Hint: First mention the equation $\phi = \left( {AB\cos (wt)} \right)N$ , then substitute this value of $\phi $ in the equation $\phi = \left( {AB\cos \omega t} \right)N$ to get the following equation $e = \dfrac{{ - d\left( {NAB\cos \left( {\omega t} \right)} \right)}}{{dt}}$ . By solving this equation you get this equation $e = NAB\omega \sin \omega t$ . Since $\omega = 2\pi f$ the equation becomes $e = 2\pi fNAB\sin \omega t$ . Now for maximum induced e.m.f. the value of $\sin \omega t$ should be $1$ . Then the equation becomes ${e_{\max }} = 2\pi fNAB\sin \omega t$ . Substitute all the values given in the problem and calculate the result to reach the solution.

Complete answer:
We know that the total magnetic flux linked with a rectangular coil is
$\phi = \left( {AB\cos \theta } \right)N$
$\phi = $ The magnetic flux that is linked with the coil
$A$ and $B$ are the dimensions of the loops in the rectangular coil
$\theta = $ The angle that the normal to the plane of the coil makes with the magnetic field
$N = $ The number of loops in the rectangular coil
$\because \theta = \omega t$ ( $\omega = $ Angular speed)
$\therefore \phi = \left( {AB\cos \omega t} \right)N$ (Equation 1)
We also know that
$e = \dfrac{{ - d\phi }}{{dt}}$
Here, $e = $ The e.m.f. induced in the rectangular coil
$\dfrac{{ - d\phi }}{{dt}} = $ The rate of change in magnetic flux that links with the rectangular coil.
$\because \phi = \left( {AB\cos \omega t} \right)N$
$\therefore e = \dfrac{{ - d\left( {NAB\cos \theta } \right)}}{{dt}}$
$ \Rightarrow e = - AB\omega \left( { - \sin \omega t} \right)N$
$ \Rightarrow e = NAB\omega \sin \omega t$
$\because \omega = 2\pi f$ ( $f = $ Frequency)
$\therefore e = 2\pi fNAB\sin \omega t$
In this problem, we are required to calculate the maximum induced e.m.f.

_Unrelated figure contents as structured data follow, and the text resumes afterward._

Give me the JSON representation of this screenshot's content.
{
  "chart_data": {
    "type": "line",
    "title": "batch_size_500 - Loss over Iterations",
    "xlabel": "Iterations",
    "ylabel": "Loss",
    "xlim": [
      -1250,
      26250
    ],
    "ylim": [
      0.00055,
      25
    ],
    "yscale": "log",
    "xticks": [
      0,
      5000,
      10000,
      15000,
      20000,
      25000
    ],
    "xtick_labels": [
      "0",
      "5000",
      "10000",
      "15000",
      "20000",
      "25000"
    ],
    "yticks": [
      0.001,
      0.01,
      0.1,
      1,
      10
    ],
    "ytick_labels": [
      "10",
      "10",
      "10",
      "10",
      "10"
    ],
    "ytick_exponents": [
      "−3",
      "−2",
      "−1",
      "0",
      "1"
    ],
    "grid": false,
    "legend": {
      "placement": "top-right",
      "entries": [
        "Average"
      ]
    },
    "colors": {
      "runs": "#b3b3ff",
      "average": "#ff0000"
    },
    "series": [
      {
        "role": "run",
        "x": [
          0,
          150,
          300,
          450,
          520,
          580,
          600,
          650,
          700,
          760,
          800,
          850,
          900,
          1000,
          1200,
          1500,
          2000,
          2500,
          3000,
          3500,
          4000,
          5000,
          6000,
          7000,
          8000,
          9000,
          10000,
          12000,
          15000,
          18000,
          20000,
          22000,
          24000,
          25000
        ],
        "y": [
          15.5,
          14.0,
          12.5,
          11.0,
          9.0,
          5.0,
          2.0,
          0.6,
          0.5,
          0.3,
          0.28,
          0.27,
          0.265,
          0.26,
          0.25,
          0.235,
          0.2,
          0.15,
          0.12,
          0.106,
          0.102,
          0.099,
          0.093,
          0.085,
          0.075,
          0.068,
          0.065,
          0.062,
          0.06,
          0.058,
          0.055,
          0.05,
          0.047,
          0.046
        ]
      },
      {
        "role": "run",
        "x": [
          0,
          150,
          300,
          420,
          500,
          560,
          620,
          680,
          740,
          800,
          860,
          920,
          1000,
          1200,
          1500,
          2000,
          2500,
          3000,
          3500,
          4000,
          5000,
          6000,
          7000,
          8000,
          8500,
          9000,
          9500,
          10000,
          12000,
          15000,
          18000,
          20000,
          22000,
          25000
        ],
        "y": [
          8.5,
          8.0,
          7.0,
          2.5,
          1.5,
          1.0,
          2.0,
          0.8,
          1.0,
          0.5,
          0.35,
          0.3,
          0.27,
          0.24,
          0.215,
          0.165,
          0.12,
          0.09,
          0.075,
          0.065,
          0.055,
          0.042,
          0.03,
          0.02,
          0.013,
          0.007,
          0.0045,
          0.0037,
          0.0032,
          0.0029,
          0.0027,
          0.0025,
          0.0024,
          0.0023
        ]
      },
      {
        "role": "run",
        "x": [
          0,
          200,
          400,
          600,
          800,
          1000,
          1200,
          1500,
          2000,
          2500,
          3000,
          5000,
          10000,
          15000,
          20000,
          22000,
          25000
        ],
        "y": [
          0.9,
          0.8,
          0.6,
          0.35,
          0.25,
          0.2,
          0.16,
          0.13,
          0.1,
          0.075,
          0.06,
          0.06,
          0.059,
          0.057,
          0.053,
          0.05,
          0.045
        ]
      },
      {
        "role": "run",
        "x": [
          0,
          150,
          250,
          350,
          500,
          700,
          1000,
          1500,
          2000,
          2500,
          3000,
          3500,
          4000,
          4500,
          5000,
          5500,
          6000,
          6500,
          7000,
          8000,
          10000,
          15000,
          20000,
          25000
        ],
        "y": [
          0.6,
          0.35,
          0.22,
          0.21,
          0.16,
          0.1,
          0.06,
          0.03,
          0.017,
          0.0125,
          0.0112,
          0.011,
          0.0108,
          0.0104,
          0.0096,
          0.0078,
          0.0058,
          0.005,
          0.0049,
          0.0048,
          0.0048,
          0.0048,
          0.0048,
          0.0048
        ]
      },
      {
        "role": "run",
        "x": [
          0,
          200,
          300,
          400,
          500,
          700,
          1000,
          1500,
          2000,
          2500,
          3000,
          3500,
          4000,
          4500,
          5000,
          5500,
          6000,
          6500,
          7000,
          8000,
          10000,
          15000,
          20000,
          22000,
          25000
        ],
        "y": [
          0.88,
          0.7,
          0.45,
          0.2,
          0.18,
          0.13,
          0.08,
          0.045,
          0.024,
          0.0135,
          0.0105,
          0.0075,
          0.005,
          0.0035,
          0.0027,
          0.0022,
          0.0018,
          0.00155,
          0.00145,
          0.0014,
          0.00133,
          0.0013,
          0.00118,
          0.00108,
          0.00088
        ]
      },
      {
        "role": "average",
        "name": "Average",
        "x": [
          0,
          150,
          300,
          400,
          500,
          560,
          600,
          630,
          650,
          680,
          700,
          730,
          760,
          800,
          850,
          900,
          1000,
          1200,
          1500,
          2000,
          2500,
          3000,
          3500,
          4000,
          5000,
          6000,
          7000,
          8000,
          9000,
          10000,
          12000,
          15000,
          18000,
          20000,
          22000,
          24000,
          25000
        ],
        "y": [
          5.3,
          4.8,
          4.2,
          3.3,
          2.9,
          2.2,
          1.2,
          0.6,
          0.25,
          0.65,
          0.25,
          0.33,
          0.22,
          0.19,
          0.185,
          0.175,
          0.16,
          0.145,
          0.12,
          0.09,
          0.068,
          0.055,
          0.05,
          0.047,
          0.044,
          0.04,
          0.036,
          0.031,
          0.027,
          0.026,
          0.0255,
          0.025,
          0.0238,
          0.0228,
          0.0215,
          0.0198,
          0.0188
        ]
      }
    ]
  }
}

For the induced e.m.f. to be maximum the value of $\sin \omega t$ should be maximum and we know that the maximum value of $\sin \omega t$ can only be $1$ .
So, ${e_{\max }} = 2\pi fNAB$
In the problem, we are given
$\pi = 3.14$
$A = 20cm = 0.2m$
$B = 10cm = 0.1m$
$f = 1800rpm = 30$ rotations per second
$N = 60$ turns
So, ${e_{\max }} = 2 \times 3.14 \times 60 \times \left( {0.2 \times 0.1} \right) \times 0.5 \times 30$
${e_{\max }} = 113.04volt$
Hence, the maximum induced e.m.f that can be induced in this particular circuit is $113.04volt$.

Note: In the solution, we used the concept of induced e.m.f. (i.e. an e.m.f. is induced in a circuit when the magnetic flux passing through a circuit changes), this concept is used in AC generators that are used in most power hydro and water power plants to produce green energy by using renewable resources like air and wind.